Taking the book Fahrenheit 451 by Ray Bradbury as its theme, Incendium the new album from German death metallers Burial Vault is an intensive and dramatic expanse of atmospheric provocation. A release which works with a concept ‘that embodies a metamorphosis of a human in an inconvenient future both on musical as on textual level’, it triggers full thoughts and emotions across its dark and diverse confrontation. Musically as with the song writing it is superbly crafted and riveting in its intrigue and imagination whilst sonically it sears and entices full engagement but, and it is a pretty big but, the album despite pleasing throughout and defying any predictability or expectations fails to fire up the passions as strongly as maybe it should have. The thirteen track album does everything right though and for the main sets itself apart from most other recent melodic death metal albums and releases. Our review will seem, and rightly so, nothing but a continuous praise and recognition of its impressive creativity and invention but that one important ingredient to truly fire up the senses and passions is lacking.
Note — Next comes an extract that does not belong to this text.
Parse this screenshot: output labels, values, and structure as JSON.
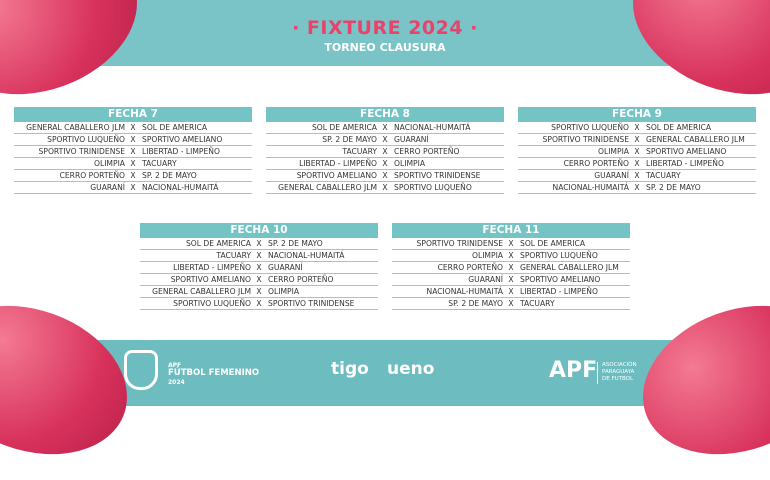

Since forming in 2006, Burial Vault has forged a sound distinct to them from a thrash and black metal spiced melodic death envelopment additionally washed with loud progressive whispers. From appearances at festivals and shows alongside the likes of Drone, Jack Slater, Lay Down Rotten, Cripper, Torture Squad, and Sinister (o.a.), as well as a pair of EPs, There Is No Resort and Come To Grief, and their first album last year, the Papenburg quintet has earned acclaim and a rich place within extreme metal, something Incendium will only enhance.

The follow-up to their highly regarded debut Ekpyrosis, the Apostasy Records released album is certainly an absorbing encounter cdarc010_burialvault_inc_300dpiwhich works on and with the imagination through a continually shifting expanse of ideas and skilled enterprise, a craft which colours and chews the air around the imagery spawned narrative. It opens with flames shooting through the air as a melancholic grandeur lifts its emotive head to follow the embers of paper and freedom sweeping on the melodic breeze. The intro to Stench Of Burning Thoughts sets the scene ready for the rest of the emerging track to unleash its malevolence.  The song rips through the ear with the rhythms of Immo Groeneveld caging and provoking the senses whilst the rabid riffs of guitarists Tobias Schaub and Alexander Petri incessantly snarl and gnaw the already forged tenderness. It is an impressive and scintillating start which takes a step back for the guttural squalls of Raimund Ennenga to lay out the lyrical premise, his raw throaty rasps a contrast to the sonically harmonic and acidically melodic enterprise conjured by the guitars. The song is a fascinating persuasion, one which is as caustic as it is a dark beauty, and pushes the doors open to incendiary imagery and emotion.

The following A Blind Follower And A Watchful Hound unleashes its individual blackened shadows next, the predatory breath and tone of the song a heavy fire consuming the ear with the intense and inventive drumming of Groeneveld driving and punctuating each aspect pushed on by the equally rapacious crawl of David Speckmann’s bass. As exploratory and dramatic as its predecessor the track does fail to find the same lure and grip on the attention even with a striking and pleasing adventure to its sonic tale.

Through the inspiring instrumental Soil & Green and the excellent Peculiar, where the vocals from the deepest venomous growl switch to a strong clean temptation within a constantly changing musical landscape, the release arguably makes its strongest persuasion yet whilst the likes of The Nightly Horror with its exceptional bestial call and hunger as well as rampaging imagination, the atmospheric aftermath like unsettling scene offered by instrumental Prelude to Peripety, and Fatal Accident explore and incite further compelling shadows and corners to discover. The last of these intrudes with blazing sonic eyes, its leer and touch a scorching on the senses and startling evocation to thoughts, especially with the delicious additional string inducement supplying its own emotive caress.

The mesmeric acoustically coaxed Struggling Doubt with again strings and especially the cello toying with the passions, seamlessly follows the previous song for a solemnly colourful embrace though the vocals here slip in quality, before just as smoothly evolving into Moment of Truth, a song which merges light and dark, beauty and abyss, into an emotional sonic portrait. From this point though the likes of Awareness, Catharsis, and Black into White impress strongly enough, there is no longer the focussed attention bearing down upon the release; no song deserves to be ignored or passed over easily though. Incendium is a fine album even though it does not switch on the passions, but for its craft and imaginative adventure satisfaction and enjoyment is the only reward.